I would have dropped the '+' ;-) I'm all about supporting the widest possible variety of compilers, but note that the last GCC 3 release was nearly five years ago. I'm sure that there are plenty of other things in Boost that it can't handle.
Those are just specializations of:
template<class T> struct eval;
There is no reason SFINAE should be involved.
It's the same principle; rather than attempting to substitute class members, the compiler is substituting the parameters of the template class F. At any rate, I don't know another name for the concept.
template<class T, class P = noparam> struct ptmf { typedef int type; typedef ptmf<T, P> is_unary; };
template<class T, class P1, class P2> struct other { typedef int type; typedef other<T, P1, P2> is_binary; };
template<template<class> class F, class P1> struct eval<F<P1> > : typename F<typename P1::type>::is_unary {};
template<template<class,class> class F, class P1, class P2> struct eval<F<P1, P2> > : typename F<typename P1::type, typename P2::type>::is_binary {};
I do not follow this. Your is_unary and is_binary are typedefs within 'ptmf' and 'other' templates.

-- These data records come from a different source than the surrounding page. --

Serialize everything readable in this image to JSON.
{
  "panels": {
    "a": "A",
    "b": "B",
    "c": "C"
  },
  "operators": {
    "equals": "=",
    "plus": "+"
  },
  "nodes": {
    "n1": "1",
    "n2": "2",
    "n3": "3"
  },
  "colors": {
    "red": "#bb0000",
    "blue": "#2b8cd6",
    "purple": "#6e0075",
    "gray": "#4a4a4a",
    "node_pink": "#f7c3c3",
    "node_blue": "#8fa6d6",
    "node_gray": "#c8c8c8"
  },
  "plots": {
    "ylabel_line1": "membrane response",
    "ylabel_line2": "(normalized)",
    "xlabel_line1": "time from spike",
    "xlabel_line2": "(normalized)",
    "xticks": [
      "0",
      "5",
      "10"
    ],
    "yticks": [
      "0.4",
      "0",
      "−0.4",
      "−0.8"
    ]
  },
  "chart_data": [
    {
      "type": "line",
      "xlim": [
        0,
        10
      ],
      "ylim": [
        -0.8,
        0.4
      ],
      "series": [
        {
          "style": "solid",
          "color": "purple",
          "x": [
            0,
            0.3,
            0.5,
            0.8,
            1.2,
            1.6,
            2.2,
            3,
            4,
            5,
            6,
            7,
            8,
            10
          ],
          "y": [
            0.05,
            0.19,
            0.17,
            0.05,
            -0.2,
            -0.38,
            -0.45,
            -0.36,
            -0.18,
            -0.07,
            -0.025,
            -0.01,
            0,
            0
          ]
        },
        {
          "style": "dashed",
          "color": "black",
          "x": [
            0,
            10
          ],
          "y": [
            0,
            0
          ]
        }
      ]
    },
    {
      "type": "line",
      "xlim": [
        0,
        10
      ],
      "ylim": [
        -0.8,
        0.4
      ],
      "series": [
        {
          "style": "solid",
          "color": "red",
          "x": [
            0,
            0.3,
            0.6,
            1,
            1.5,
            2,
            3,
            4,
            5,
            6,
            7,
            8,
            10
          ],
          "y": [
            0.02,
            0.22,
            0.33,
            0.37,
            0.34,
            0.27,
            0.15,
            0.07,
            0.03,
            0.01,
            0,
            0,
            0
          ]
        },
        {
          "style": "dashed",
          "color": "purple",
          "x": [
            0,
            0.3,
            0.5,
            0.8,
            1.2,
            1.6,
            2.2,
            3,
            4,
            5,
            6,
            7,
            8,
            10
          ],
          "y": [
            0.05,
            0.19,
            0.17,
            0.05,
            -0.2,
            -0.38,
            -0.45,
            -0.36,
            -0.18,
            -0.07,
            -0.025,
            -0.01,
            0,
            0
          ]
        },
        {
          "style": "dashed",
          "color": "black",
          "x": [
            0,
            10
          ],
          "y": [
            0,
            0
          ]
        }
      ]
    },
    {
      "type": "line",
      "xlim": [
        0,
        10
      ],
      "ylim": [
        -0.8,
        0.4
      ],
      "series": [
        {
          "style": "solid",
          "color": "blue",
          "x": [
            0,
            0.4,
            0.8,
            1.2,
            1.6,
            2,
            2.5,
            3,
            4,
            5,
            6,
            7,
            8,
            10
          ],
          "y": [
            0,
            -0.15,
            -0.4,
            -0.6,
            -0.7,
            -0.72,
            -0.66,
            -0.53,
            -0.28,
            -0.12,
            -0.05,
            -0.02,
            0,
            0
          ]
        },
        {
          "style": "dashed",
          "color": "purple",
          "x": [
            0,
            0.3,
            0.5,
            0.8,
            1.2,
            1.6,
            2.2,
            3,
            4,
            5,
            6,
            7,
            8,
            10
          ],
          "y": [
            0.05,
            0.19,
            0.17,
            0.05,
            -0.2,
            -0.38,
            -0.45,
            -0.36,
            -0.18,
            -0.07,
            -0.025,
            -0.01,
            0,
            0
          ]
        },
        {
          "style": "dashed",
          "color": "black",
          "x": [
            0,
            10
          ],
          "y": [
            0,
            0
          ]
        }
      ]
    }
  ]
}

The idea was to give g++ a little more information to help resolve the eval<> ambiguity; when 'ptmf' is substituted for 'F', there is no nested ::is_binary and the second specialization cannot apply, but the first specialization resolves and in fact yields the same type that it would have without the '::is_unary'. Unfortunately, that doesn't seem to be enough help for GCC 3.4.6. I did, however, get your example to compile by refactoring a bit: if you change the template parameters for ptmf to 'template<class T, class P = noparam, class Unused = noparam>', then you can eliminate the first specialization of eval<> but provide additional specializations for the cases where P2 is noparam or P1 and P2 are both noparam, e.g. struct nullary_op {}; struct unary_op {}; struct binary_op {}; template <template<class,class> class F, class P1, class P2> struct eval<F<P1,P2> > : F<typename P1::type,typename P2::type> { typedef binary_op category; }; template <template <class,class> class F, class P1> struct eval<F<P1,noparam> > : F<typename P1::type,noparam> { typedef unary_op category; }; template <template <class,class> class F> struct eval<F<noparam,noparam> > : F<noparam,noparam> { typedef nullary_op category; }; where ::category is just a type tag to help you differentiate between the types of eval<> elsewhere in the framework. This compiles as-is under GCC 3.4.6, and requires that you change the first declaration of eval ('template <class F> struct eval;') to a concrete definition ('template <class F> struct eval {};') under GCC 4.4.4 and 4.5.2 (also legal under 3.4.6.) I don't know how well this solution fits into the rest of your library, but I hope it at least provides some ideas.